Overclocking on AMD graphics cards over the last year or so has been a challenging task in some respects; AMD don’t “officially support” overclocking as an organisation, but they do give their cards the ability to be pushed and for that, we salute you. This isn’t the first XFX branded AMD card we have overclocked in recent times, in fact the last time out was the R9 380 4GB model which is practically the same; bar the increased shader count of course.
We weren’t able to push as much out of the R9 380x as we were the R9 380, but a 7% increase on the core clock is nothing to be sniffed at; it is free performance after all.

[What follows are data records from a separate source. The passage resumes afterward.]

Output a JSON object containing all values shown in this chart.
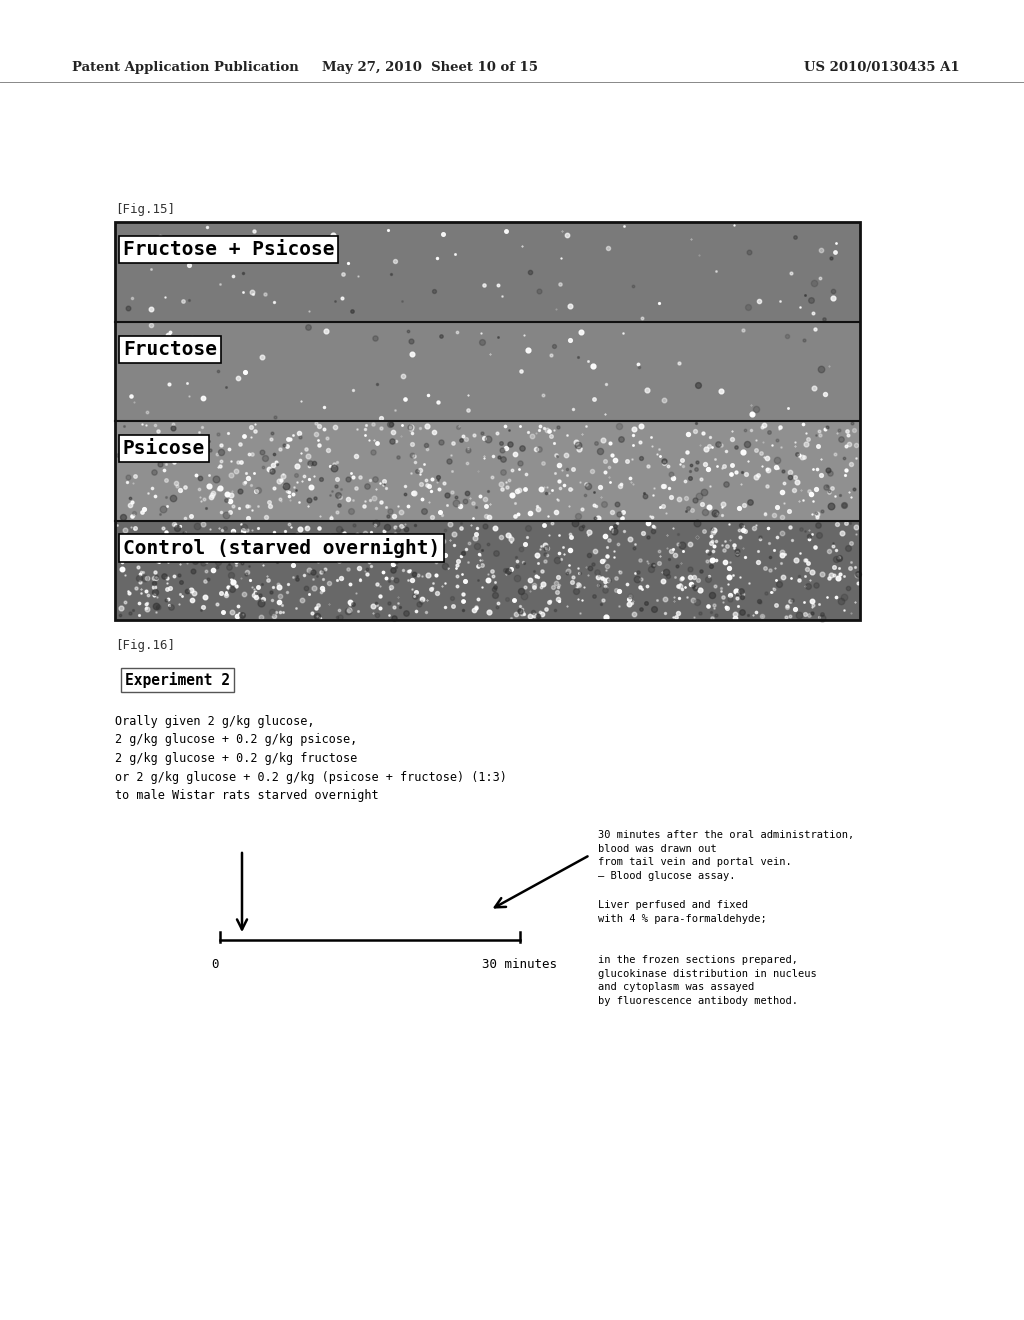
{
  "header_left": "Patent Application Publication",
  "header_mid": "May 27, 2010  Sheet 10 of 15",
  "header_right": "US 2010/0130435 A1",
  "fig15_label": "[Fig.15]",
  "fig15_panels": [
    "Fructose + Psicose",
    "Fructose",
    "Psicose",
    "Control (starved overnight)"
  ],
  "fig16_label": "[Fig.16]",
  "experiment_box_text": "Experiment 2",
  "experiment_desc": "Orally given 2 g/kg glucose,\n2 g/kg glucose + 0.2 g/kg psicose,\n2 g/kg glucose + 0.2 g/kg fructose\nor 2 g/kg glucose + 0.2 g/kg (psicose + fructose) (1:3)\nto male Wistar rats starved overnight",
  "note1": "30 minutes after the oral administration,\nblood was drawn out\nfrom tail vein and portal vein.\n― Blood glucose assay.",
  "note2": "Liver perfused and fixed\nwith 4 % para-formaldehyde;",
  "note3": "in the frozen sections prepared,\nglucokinase distribution in nucleus\nand cytoplasm was assayed\nby fluorescence antibody method.",
  "label_0": "0",
  "label_30": "30 minutes",
  "bg_color": "#ffffff"
}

For those wondering what 7% actually is, we managed a final stable core speed of 1105MHz with an increase of 100MHz on the memory; this takes the memory up from 1450MHz to 1550MHz. Anything more threw up artifacting and instability issues, which in our eyes, isn’t runnable for 24/7 use and is likely to crash the driver, or blue screen the system.
With that 7% in mind, here is what that equates to across a couple of difference benchmarks…
`That 7% in terms of overclocking on the core equates to a nice 12.4% overclock in 3DMark 11; pretty good considering, although the 100MHz overclock on the memory helps too!
3DMark Fire Strike normal yields an increase of just 9%, but it’s still a good increase and shows that overclocking on the R9 380x actually gives a nice improvement in performance.
Total War: Rome II shows one of the best increases in overclocking we have seen so far, with a fantastic 14.8% jump in frames; still not 60fps, but this is a very intensive game at the maximum setting so take that into consideration.
In our most modest overclocking result of the review, Total War: Rome II at 1440p/maximum settings only gave an overclock of 6.2% overall. This isn’t too bad, but this isn’t exactly the card you should be buying for 1440p gameplay anyway in our opinion, especially not for AAA intensive titles such as this one.